I’ve never worked with XML for more than a few seconds until recently.

A new project came up and I have to convert some data in one format into XML. The destination of the data provides an XML schema which is nice. People are very vocal in their hatred towards XML and I have certainly had my share of frustrations so far but I think there are some good ideas in there.

Sequence

The sequence tag in XSD came as quite a shock to me. Comparing the following illustrates my surprise:

{
    "person": {
        "name": {
            "first": "Andrew",
            "last": "Consroe"
        }
    }
}

vs

<person>
    <name>
        <first>Andrew</first>
        <last>Consroe</last>
    </name>
</person>

If the schema for person uses sequence as opposed to all, then the order of first and last matters! Crazy talk.

To get the same semantics in JSON, you could do the following:

{
    "person": {
        "name": [
            {"first": "Andrew"},
            {"last": "Consroe"}
        ]
    }
}

But the former enforces the nice property that there are no duplicate keys.

However, being able to specify a sequence on unique keys could be useful when specifying a wire protocol for instance. But it does complicate the common case where you don’t care what order things arrive in.

Namespaces

Namespaces are a great idea (though being tied to domains seems a bit iffy to me; domains are not forever) and I wish more data models could accomodate this concept. We commonly use the same words for different things and different words for the same things. Namespaces gives us a way to specify which name we mean.

While namespaces gives us a way to reduce ambiguity, it doesn’t really help communication between entities unless we can be sure that the email-address item in my namespace is the same as yours. This is something I would really like to get “solved” in the coming years. It lies at the heart of API versioning, compatibility, and ease of integration for both distributed systems using network API’s as well as shared libraries that get linked into your program. This pushes me to believe that it needs to be incorporated at the heart of a programming language to reap its full potential. Something like protobuf as your core data primitives.

I think there is a weak connection between newtype and namespaces just instead of reusing the same name for a different thing with a namespace, you use the same type for a different thing but are explicitly stating they are different somehow. The same desire for converting between namespaces exists for newtypes: the person/entity that declares a newtype presumably controls the constructors and conversions, so then automatic conversion should be possible by just following the types.

Running along with newtype, I’m ever curious about making its widespread use common but without pain. I think it has great utility for permitting us the ability to assert two things are different without having a full proof at hand. Structurally, any pair of strings may be equivalent, but only some of those are valid email addresses (name x domain) (and same for a bare string). Or perhaps its easier to see in functions: add and subtract both have type int -> int -> int but we humans have some notion of why those are distinct.
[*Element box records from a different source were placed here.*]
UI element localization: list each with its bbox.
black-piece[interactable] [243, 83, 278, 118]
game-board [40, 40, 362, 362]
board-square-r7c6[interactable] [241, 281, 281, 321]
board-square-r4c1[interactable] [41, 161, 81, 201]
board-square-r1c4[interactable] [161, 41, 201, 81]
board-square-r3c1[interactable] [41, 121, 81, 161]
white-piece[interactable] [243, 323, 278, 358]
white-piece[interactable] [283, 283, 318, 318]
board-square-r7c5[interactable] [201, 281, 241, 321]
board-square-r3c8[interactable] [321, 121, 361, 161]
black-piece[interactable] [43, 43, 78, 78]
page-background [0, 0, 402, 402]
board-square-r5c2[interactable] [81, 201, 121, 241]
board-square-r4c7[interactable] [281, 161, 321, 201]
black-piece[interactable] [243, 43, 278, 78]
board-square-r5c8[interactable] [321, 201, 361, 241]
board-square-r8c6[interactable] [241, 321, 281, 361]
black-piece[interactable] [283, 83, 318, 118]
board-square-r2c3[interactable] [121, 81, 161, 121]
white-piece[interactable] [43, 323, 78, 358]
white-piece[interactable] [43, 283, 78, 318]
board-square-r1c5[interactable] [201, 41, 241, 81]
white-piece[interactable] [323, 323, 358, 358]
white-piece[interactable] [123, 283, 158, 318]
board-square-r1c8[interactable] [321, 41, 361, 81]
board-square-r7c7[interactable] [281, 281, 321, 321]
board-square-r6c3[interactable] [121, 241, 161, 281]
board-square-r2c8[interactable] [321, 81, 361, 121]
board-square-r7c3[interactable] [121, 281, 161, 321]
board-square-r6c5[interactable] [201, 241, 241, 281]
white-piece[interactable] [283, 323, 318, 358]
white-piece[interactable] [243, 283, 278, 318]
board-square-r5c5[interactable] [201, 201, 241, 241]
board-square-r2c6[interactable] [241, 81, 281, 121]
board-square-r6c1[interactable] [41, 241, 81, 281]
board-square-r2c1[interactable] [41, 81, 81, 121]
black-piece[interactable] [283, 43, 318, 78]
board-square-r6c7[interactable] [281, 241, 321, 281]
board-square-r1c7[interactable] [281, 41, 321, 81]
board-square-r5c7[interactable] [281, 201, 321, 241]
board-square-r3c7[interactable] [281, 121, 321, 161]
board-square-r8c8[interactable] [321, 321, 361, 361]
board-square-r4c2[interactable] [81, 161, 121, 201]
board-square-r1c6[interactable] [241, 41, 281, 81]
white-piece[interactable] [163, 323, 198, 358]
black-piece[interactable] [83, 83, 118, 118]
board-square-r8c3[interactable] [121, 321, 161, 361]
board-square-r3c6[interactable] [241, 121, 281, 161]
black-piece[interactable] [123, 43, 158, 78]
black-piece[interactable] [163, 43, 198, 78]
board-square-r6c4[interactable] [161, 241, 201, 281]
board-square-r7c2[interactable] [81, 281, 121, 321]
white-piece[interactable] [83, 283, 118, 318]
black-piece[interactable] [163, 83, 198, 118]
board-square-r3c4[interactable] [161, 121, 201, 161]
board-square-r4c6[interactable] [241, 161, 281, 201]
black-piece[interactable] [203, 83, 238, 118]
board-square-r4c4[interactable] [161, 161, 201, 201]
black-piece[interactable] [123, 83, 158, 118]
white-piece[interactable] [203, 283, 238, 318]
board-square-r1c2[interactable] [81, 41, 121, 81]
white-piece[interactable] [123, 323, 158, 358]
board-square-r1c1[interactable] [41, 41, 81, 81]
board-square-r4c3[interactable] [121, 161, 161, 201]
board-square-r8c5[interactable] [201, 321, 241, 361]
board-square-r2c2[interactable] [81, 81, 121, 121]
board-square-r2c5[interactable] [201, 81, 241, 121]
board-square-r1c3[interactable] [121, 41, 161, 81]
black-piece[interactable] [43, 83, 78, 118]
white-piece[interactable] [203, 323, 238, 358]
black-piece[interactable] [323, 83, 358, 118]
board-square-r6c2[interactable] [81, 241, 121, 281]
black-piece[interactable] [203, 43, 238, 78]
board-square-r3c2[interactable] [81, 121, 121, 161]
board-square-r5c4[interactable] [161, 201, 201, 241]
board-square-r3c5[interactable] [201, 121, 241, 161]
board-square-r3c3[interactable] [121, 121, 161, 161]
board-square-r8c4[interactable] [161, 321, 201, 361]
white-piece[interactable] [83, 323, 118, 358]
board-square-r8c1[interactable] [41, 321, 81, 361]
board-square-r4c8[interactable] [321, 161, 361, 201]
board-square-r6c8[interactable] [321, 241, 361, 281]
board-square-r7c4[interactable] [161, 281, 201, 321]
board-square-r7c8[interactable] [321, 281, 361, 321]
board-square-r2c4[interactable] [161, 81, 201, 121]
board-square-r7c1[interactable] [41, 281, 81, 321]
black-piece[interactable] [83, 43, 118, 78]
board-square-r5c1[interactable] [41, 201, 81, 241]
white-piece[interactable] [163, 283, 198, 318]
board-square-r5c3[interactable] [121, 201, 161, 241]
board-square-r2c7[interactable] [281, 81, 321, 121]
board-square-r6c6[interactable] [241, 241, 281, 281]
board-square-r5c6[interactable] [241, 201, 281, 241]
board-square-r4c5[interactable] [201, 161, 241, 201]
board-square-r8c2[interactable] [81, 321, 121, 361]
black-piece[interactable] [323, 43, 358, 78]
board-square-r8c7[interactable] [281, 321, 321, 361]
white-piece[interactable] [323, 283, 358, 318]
I think this concept could even be carried so far as to give a newtype for commonly used variable names, like “needle” and “haystack”. Upgrading common names into a shared standard should give us greater ability to automatically, for example, suggest the next function you probably want to use.

I guess I’m saying that types are too coarse as they are now. We need to be able to refine them and we need to be able to do so without writing out a full proof (a la dependent typing) of how they are different. We need to collect a global and shared database of these types and we need to collect functions which convert between these types.


That’s all I got for now; mostly inchorent but maybe something useful in there.